Mattarella ricorda Chiara Lubich: le democrazie hanno bisogno di fraternità

Tra le montagne del Trentino, nel cuore delle Alpi, in una terra cerniera all’interno dell’Unione Europea, ad alta vocazione religiosa, il Presidente della Repubblica Sergio Mattarella ha lanciato messaggi forti, messaggi che fanno riflettere come quel “dobbiamo prosciugare i bacini di odio che strumentalizzano e stravolgono i messaggi religiosi esprimendo in contrasto con loro, volonta’ di sopraffazione e di annientamento”. Il Capo dello Stato salito fino a Cadine, paesino di mezza montagna sopra la citta’ di Trento per presenziare alle celebrazioni per il Centenario dalla nascita di Chiara Lubich, fondatrice del Movimento dei Focolari, ha parlato di “altruismo, unita’, convivenza” ma soprattutto “fraternita’”. E’ stato il concetto di fraternita’ il cuore dell’intervento del Presidente Mattarella davanti ad una platea internazionale. All’Auditorium ‘Marilen’ del Centro Mariapoli sono affluite esponenti del movimento dei focolarini arrivati da tutto il mondo.Mattarella ha detto che “le nostre democrazie hanno bisogno del senso di fraternita’” perche’ senza di essa “rischiamo di essere esposti al dominio dei soli interessi, rischiamo di non avere la forza per superare le disuguaglianze che sono crescenti, di impedire la legge del piu’ forte”. Parlando di unita’, l’inquilino del Quirinale ha affermato che “chi sa interpretarla davvero, si traduce in fraternita’ verso tutti gli altri, a cominciare da chi ci sta vicino, cosa che a volte e’ la piu’ difficile” aggiungendo che “l’Europa, le relazioni della comunita’ internazionale e tutte le nostre democrazie hanno bisogno della fraternita’, elemento cruciale della convivenza e fondamento di civilta’ e anche motore di benessere”.

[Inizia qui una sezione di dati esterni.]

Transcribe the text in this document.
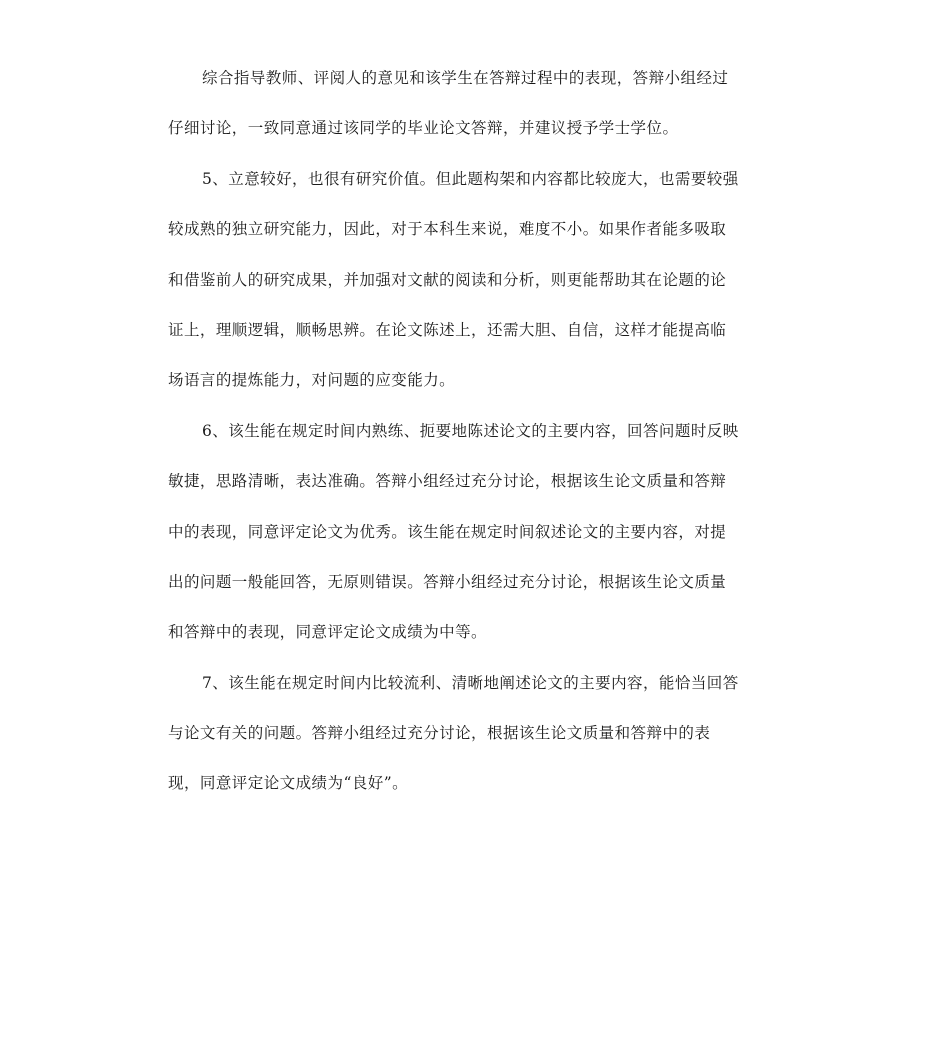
综合指导教师、评阅人的意见和该学生在答辩过程中的表现，答辩小组经过
仔细讨论，一致同意通过该同学的毕业论文答辩，并建议授予学士学位。
5、立意较好，也很有研究价值。但此题构架和内容都比较庞大，也需要较强
较成熟的独立研究能力，因此，对于本科生来说，难度不小。如果作者能多吸取
和借鉴前人的研究成果，并加强对文献的阅读和分析，则更能帮助其在论题的论
证上，理顺逻辑，顺畅思辨。在论文陈述上，还需大胆、自信，这样才能提高临
场语言的提炼能力，对问题的应变能力。
6、该生能在规定时间内熟练、扼要地陈述论文的主要内容，回答问题时反映
敏捷，思路清晰，表达准确。答辩小组经过充分讨论，根据该生论文质量和答辩
中的表现，同意评定论文为优秀。该生能在规定时间叙述论文的主要内容，对提
出的问题一般能回答，无原则错误。答辩小组经过充分讨论，根据该生论文质量
和答辩中的表现，同意评定论文成绩为中等。
7、该生能在规定时间内比较流利、清晰地阐述论文的主要内容，能恰当回答
与论文有关的问题。答辩小组经过充分讨论，根据该生论文质量和答辩中的表
现，同意评定论文成绩为“良好”。
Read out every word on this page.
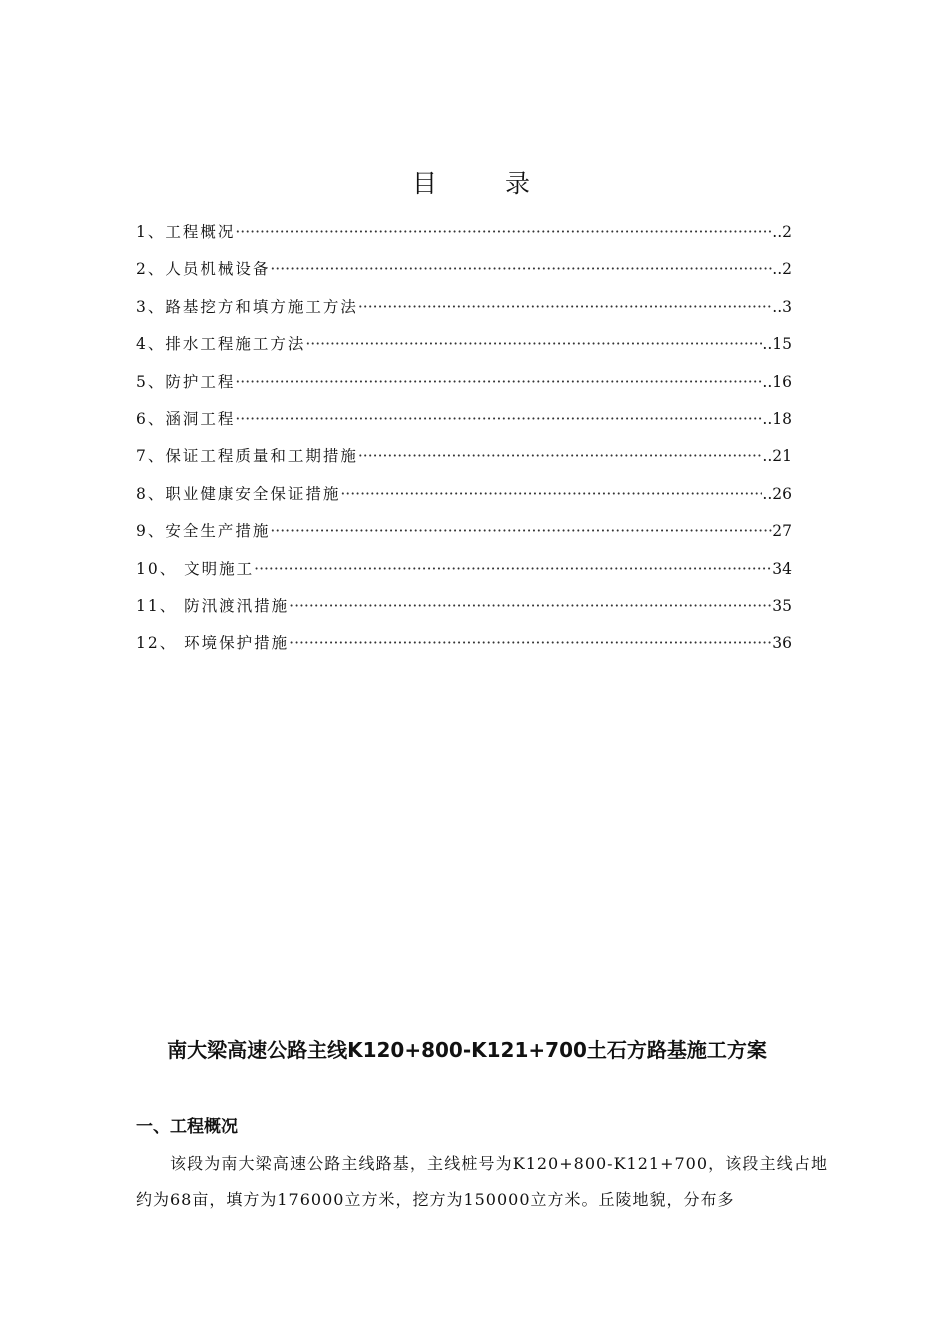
目 录
1、工程概况 ·····	..2
2、人员机械设备 ·····	..2
3、路基挖方和填方施工方法 ·····	..3
4、排水工程施工方法 ·····	..15
5、防护工程 ·····	..16
6、涵洞工程 ·····	..18
7、保证工程质量和工期措施 ·····	..21
8、职业健康安全保证措施 ·····	..26
9、安全生产措施 ·····	27
10、 文明施工 ·····	34
11、 防汛渡汛措施 ·····	35
12、 环境保护措施 ·····	36
南大梁高速公路主线K120+800-K121+700土石方路基施工方案
一、工程概况

该段为南大梁高速公路主线路基，主线桩号为K120+800-K121+700，该段主线占地约为68亩，填方为176000立方米，挖方为150000立方米。丘陵地貌，分布多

Il Capo dello Stato, giunto in Trentino assieme alla figlia Laura, ha sostenuto che “i valori della fraternita’, dell’altruismo e del dono, sono comportamenti che Chiara Lubich col suo cammino coraggioso ha riproposto, con efficacia e vigore, partendo da quell’abisso dell’umanita’ che era stata la guerra”. Il Presidente Mattarella, ricordando l’epoca nella quale Lubich mosse i primi passi per arrivare alla fondazione del Movimento, ha detto che era “un’Europa attraversata da nazionalismi trasformati in odio, da propaganda di morte fino allo sterminio, fino all’Olocausto” e che “contro quell’abisso parte il messaggio di fraternita’, di riconciliazione e di unita’ di Chiara Lubich”. Mattarella ha concluso dicendo che “si puo’ essere forti, molto forti, pur essendo miti e aperti alle buone ragioni degli altri anzi, in realta’ per dirla con sincerita’, come dimostra la vita di Chiara Lubich soltanto cosi’ si e’ veramente forti”. Tra i tanti presenti in sala, dai governatori di Trento, Maurizio Fugati, e Bolzano, Arno Kompatscher, al sindaco di Trento, Alessandro Andreatta, dall’arcivescovo di Trento, Lauro Tisi ai tanti testimoni del movimento a livello internazionale, c’era anche Maria Voce. La presidente del Movimento dei Focolari ha detto che “la luce donata a Chiara supera i confini del Movimento dei Focolari e va ad incoraggiare e ad ispirare tanti, donne e uomini di buona volonta’ in ogni parte del mondo, come questo anniversario sta a manifestare”. Prima di rientrare a Roma il Presidente della Repubblica Sergio Mattarella ha visitato a Palazzo Thun a Trento, la mostra dedicata a Alcide De Gasperi. Al suo arrivo in via Belenzani, il Capo dello Stato e’ stato salutato a centinaia di cittadini. All’interno dello Spazio De Gasperi, il Capo dello Stato ha incontrato anche Maria Romana De Gasperi, figlia dello statista di Pieve Tesino.